Today’s Drink of the Day is the Aviation cocktail. That’s because August 19 just so happens to be Orville Wright’s birthday. Naturally, it’s also National Aviation Day. The holiday was established in 1939 by Franklin Delano Roosevelt, but we’ve already spoken of FDR’s greatness on March 22, the anniversary of the day that he inflicted a fatal blow against Prohibition. At that time we explored his somewhat misbegotten versions of the martini.
The Wright Brothers
So today we’ll turn to Orville and his brother Wilbur. We all know these two as the inventors of the first heavier-than-air flying machine. Maybe Orville gets more credit because due to a coin toss he was the first airborne, but Wilbur was actually part of the whole process. These two brothers, you see, were tinkerers to the core. They shared a passion for a new craze – bicycles – and opened their own shop. They also followed the research of Otto Lilienthal, a German working on his own flight experiments. But when Otto somehow unceremoniously turned the glider he was flying into a lawn dart the Wright brothers decided they would be better off developing their own design.

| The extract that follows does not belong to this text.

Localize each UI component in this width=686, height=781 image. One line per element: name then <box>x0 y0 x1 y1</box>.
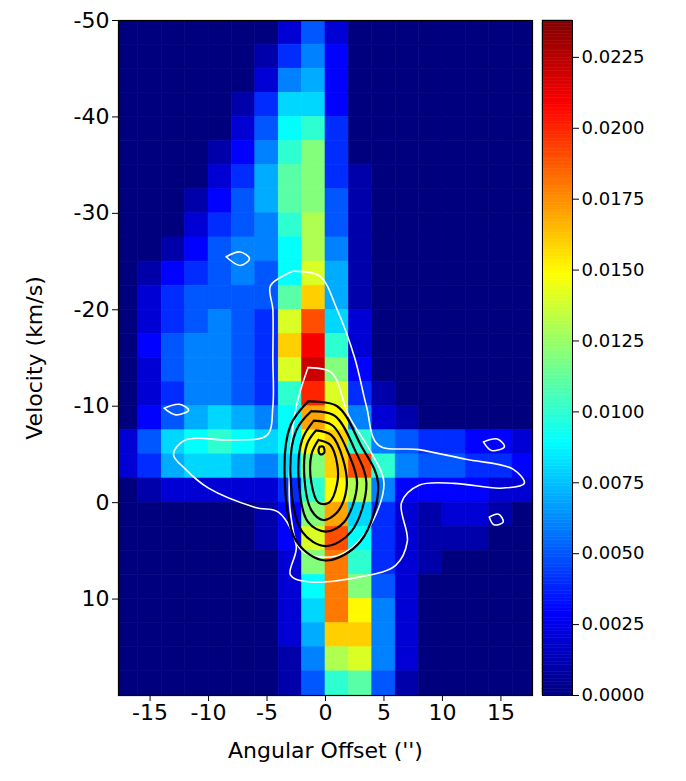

In working on this they noticed that birds angled their wings for balance and control, and in turn they developed the concept of “wing warping.” When they added a moveable rudder they found they had the magic formula. They even filed a patent on three-axis control, which is the defining characteristic of controlling an airplane. You know the rest, so let’s turn toward the Drink of the Day.
The Aviation Cocktail
Fortunately for us there is an eminently appropriate cocktail for National Aviation Day and its name just so happens to be the Aviation cocktail. That’s our Drink of the Day. Hugo R. Ensslin was the head bartender at the Wallick hotel in New York and he first published the recipe in his 1916 book Recipes for Mixed Drinks. Presumably the color of the drink reminds one of the slightly lavender color near the horizon shortly before sunrise.
Before we get to the recipe itself, you do of course remember our visit with Mr. Potato Head on his birthday, May 1. With that in mind when we note that the ingredients of an Aviation include a base spirit, a sour element and a sweetener you immediately recognize it as a variation on a classic sour. Same family as a whiskey sour (whiskey, lemon juice, sugar), a daiquiri (rum, lime juice, sugar), a margarita (tequila, lime juice, triple sec) or a Sidecar (cognac, lemon, Cointreau). As Mr. Potato Head noted, most great cocktail recipes are just a variation on a theme. By the way, if you don’t have any Creme de Violette liqueur around you might want to try the very similar Casino cocktail.
And the Aviation is just a variation on a gin sour. Here’s how you do it:
- Nick and Nora or coupe glass
- 1.5 oz Gin the spirit
- ½ oz Lemon juice the sour
- ½ Luxardo Maraschino liqueur sweetener
- ¼ oz Crème de Violette liqueur sweetener
- Garnish: cherry
- Shake with ice, strain into your Nick and Nora or coupe glass.